For a brand to really succeed and grow today it needs many different kinds of people supporting it. Customers are of course important, but so are employees and vendors and even regulatory bodies. “All those people can look at that company and think I like what they stand for, I’d like to see them win,” said Robitaille. With that perspective, a creative agency can contribute by working on everything from CEO speeches to employee orientation, he said.
Wind has been officially working with Isaac since April 1, but the roots of the relationship go back much further than that. Krstajic has a long history with the agency’s leadership trio of Robitaille, Bob Goulart and Dave Hamilton, going back to their time together at Grip, when Krstajic was their client at Bell.

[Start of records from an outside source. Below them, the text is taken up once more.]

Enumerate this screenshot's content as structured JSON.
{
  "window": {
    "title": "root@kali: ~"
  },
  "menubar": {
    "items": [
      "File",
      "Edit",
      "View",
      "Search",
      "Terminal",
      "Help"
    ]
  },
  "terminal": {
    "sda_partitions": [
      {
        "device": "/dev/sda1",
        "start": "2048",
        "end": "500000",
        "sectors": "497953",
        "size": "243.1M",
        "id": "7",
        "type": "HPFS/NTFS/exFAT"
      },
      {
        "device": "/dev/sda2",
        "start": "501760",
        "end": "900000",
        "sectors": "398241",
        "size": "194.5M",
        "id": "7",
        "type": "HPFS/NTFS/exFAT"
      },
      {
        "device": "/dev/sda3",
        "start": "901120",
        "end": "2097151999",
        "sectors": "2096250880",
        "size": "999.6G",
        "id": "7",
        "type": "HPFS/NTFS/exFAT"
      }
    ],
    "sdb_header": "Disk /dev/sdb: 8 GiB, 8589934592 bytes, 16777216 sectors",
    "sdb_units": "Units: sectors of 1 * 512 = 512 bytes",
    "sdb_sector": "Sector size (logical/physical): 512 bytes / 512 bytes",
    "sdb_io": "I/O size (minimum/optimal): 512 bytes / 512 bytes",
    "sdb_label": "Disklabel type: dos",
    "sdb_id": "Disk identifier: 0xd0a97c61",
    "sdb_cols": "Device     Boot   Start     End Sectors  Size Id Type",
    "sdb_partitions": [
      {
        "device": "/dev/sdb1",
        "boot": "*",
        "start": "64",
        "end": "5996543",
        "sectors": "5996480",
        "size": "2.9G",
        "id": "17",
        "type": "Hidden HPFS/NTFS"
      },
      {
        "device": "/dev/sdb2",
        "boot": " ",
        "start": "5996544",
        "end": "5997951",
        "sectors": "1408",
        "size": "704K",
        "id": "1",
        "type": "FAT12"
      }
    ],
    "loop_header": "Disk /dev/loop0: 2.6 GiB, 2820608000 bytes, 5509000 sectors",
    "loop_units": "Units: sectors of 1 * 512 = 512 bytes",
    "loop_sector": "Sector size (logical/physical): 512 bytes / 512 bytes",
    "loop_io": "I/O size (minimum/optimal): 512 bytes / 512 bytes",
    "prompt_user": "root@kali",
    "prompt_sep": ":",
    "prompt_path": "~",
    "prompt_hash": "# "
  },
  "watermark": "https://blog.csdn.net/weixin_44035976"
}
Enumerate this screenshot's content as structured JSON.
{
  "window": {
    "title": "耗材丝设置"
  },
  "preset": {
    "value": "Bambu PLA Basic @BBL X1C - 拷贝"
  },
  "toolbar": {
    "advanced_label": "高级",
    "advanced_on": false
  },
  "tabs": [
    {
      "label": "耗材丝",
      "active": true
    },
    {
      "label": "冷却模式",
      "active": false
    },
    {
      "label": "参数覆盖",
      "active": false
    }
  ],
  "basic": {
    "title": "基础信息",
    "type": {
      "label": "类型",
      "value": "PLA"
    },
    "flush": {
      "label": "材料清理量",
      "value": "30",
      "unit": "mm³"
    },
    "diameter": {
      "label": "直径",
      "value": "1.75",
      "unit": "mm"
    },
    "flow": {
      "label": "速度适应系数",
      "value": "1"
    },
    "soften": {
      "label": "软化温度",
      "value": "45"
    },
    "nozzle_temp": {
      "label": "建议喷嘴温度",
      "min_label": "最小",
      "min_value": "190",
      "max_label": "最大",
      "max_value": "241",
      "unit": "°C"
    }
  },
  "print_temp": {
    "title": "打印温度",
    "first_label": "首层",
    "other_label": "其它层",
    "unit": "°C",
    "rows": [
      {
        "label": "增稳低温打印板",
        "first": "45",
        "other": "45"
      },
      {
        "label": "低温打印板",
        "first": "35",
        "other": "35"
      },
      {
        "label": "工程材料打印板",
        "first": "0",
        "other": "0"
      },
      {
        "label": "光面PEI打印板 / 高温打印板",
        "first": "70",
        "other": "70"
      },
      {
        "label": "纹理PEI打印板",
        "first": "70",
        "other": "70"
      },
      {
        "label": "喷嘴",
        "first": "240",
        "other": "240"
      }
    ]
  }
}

Later, as the CEO of Public Mobile, Krstajic again turned to Robitaille and the just-launched Unitas to market the upstart wireless brand in 2009. Public was one of three new wireless brands that entered the Canadian market at about the same time as Wind. Public was sold to Telus in 2013 and Krstajic took over at Wind in March 2015.
As for the new agency name, something that has been in the works since Goulart and Hamilton left Grip to rejoin Robitaille earlier this spring, Robitaille said the inspiration came from Sir Isaac Newton, one of the great thinkers of all time who was fascinated by the unseen forces that make objects move.
“We have applied that same curiosity to a different field. Businesses that harness the unseen forces that move people, are the ones investors want to put money into, customers love and employees want to work for,” he said. “When you have those unseen forces working as wind in your sails that is the greatest competitive advantage that any company can have.”